Berri Still Has 'a Lot of Cards' to Play in Spat with Aoun
إقرأ هذا الخبر بالعربية
Speaker Nabih Berri has told a number of lawmakers that he still has a lot of cards to play in the growing spat between him and President Michel Aoun, a media report said.
“Berri stressed yesterday that he has a lot of cards up his sleeve which he wants to keep secret for the time being,” al-Akhbar newspaper reported on Thursday.
Political sources described Finance Minister Ali Hassan Khalil's decision on Wednesday to refrain from signing decrees for the promotion of a number of army officers as Berri's first practical response.
“The finance minister's move was not political malice but rather a constitutional step,” the sources told al-Akhbar.
“The step is part of the responses we have planned and all our steps will be of a legal nature,” the sources vowed.
Wednesday's decrees involve the promotion of a number of officers from the rank of colonel to the rank of brigadier general and others from lieutenant colonel to colonel.

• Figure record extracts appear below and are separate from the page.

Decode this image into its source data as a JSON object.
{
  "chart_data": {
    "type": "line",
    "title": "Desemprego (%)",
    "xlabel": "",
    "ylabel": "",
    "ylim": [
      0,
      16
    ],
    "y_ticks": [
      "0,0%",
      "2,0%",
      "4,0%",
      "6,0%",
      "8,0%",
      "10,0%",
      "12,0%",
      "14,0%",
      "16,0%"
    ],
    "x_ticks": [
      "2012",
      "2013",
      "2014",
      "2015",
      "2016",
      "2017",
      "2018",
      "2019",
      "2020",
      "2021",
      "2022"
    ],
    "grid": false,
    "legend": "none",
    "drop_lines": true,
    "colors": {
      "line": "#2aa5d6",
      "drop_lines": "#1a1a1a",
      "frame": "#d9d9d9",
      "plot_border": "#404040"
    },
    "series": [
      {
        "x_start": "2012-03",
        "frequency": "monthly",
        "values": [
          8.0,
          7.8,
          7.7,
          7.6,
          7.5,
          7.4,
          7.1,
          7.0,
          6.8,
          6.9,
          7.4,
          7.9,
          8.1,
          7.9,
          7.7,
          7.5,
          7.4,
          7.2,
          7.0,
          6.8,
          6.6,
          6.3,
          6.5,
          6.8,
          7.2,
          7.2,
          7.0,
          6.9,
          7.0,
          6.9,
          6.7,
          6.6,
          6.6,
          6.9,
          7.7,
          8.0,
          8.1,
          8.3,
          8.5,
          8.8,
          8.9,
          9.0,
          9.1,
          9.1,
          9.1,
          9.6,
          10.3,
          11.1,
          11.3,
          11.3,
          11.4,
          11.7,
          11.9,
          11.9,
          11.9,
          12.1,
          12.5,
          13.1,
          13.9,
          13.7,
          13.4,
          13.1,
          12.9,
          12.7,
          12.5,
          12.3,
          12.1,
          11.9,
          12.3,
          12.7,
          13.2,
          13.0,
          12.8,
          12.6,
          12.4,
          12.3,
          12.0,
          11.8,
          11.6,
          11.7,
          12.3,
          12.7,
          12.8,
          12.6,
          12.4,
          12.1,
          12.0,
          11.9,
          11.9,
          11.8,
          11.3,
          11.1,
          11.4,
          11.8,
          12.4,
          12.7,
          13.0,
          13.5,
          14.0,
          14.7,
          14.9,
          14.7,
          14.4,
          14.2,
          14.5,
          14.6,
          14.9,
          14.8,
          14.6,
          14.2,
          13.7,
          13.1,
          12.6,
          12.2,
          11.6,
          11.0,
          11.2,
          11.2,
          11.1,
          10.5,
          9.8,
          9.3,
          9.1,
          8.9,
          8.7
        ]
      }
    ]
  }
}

Khalil declined to sign the decrees after he found out that they included officers whose names were listed in the controversial seniority decree, media reports said.
The Aoun-Berri spat broke out after the president and Premier Saad Hariri signed a decree granting one-year seniority to a number of officers. Berri and Khalil have insisted that the decree should have also carried the finance minister's signature.
Aoun and his aides have argued that the decree did not require Khalil's signature because it did not entail any “financial burden,” a point Berri and officials close to him have argued against.
Ain el-Tineh sources have meanwhile warned that the decree would tip sectarian balance in favor of Christians in the army's highest echelons.
The officers in question were undergoing their first year of officer training at the Military Academy when Syrian forces ousted Aoun’s military government from Baabda in 1990. They were suspended by the pro-Damascus authorities until 1993 before they resumed their officer training course as second-year cadets.